Washington: Sending a 'selfie' to the doctor could be a cheap and simple way of detecting heart disease, according to the authors of a new study. The study is the first to show that it's possible to use a deep learning computer algorithm to detect coronary artery disease (CAD) by analysing four photographs of a person's face.
The new study was published in the European Heart Journal. Although the algorithm needs to be developed further and tested in larger groups of people from different ethnic backgrounds, the researchers say it has the potential to be used as a screening tool that could identify possible heart disease in people in the general population or in high-risk groups, who could be referred for further clinical investigations.
"To our knowledge, this is the first work demonstrating that artificial intelligence can be used to analyse faces to detect heart disease. It is a step towards the development of a deep learning-based tool that could be used to assess the risk of heart disease, either in outpatient clinics or by means of patients taking 'selfies' to perform their own screening. This could guide further diagnostic testing or a clinical visit," said Professor Zhe Zheng, who led the research and is vice director of the National Center for Cardiovascular Diseases and vice president of Fuwai Hospital, Chinese Academy of Medical Sciences and Peking Union Medical College, Beijing, People's Republic of China.
He continued: "Our ultimate goal is to develop a self-reported application for high-risk communities to assess heart disease risk in advance of visiting a clinic. This could be a cheap, simple and effective of identifying patients who need further investigation. However, the algorithm requires further refinement and external validation in other populations and ethnicities."

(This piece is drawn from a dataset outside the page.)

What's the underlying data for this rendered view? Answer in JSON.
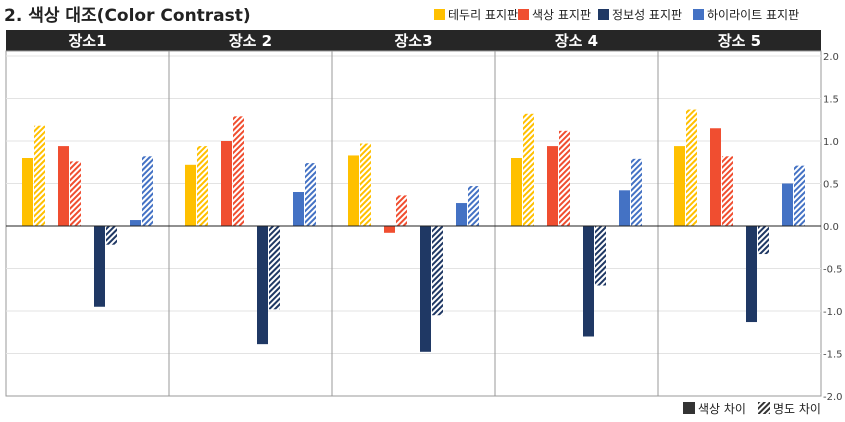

It is known already that certain facial features are associated with an increased risk of heart disease. These include thinning or grey hair, wrinkles, ear lobe crease, xanthelasmata (small, yellow deposits of cholesterol underneath the skin, usually around the eyelids) and arcus corneae (fat and cholesterol deposits that appear as a hazy white, grey or blue opaque ring in the outer edges of the cornea). However, they are difficult for humans to use successfully to predict and quantify heart disease risk.
Professor Zheng, Professor Xiang-Yang Ji, who is director of the Brain and Cognition Institute in the Department of Automation at Tsinghua University, Beijing, and other colleagues enrolled 5,796 patients from eight hospitals in China to the study between July 2017 and March 2019. The patients were undergoing imaging procedures to investigate their blood vessels, such as coronary angiography or coronary computed tomography angiography (CCTA). They were divided randomly into training (5,216 patients, 90 per cent) or validation (580, 10 per cent) groups.
Trained research nurses took four facial photos with digital cameras: one frontal, two profiles and one view of the top of the head. They also interviewed the patients to collect data on socioeconomic status, lifestyle and medical history. Radiologists reviewed the patients' angiograms and assessed the degree of heart disease depending on how many blood vessels were narrowed by 50 per cent or more (>= 50 per cent stenosis), and their location. This information was used to create, train and validate the deep learning algorithm.
The researchers then tested the algorithm on further 1,013 patients from nine hospitals in China, enrolled between April 2019 and July 2019. The majority of patients in all the groups were of Han Chinese ethnicity.
They found that the algorithm outperformed existing methods of predicting heart disease risk (Diamond-Forrester model and the CAD consortium clinical score). In the validation group of patients, the algorithm correctly detected heart disease in 80 per cent of cases (the true positive rate or 'sensitivity') and correctly detected heart disease was not present in 61 per cent of cases (the true negative rate or 'specificity'). In the test group, the sensitivity was 80 per cent and specificity was 54 per cent.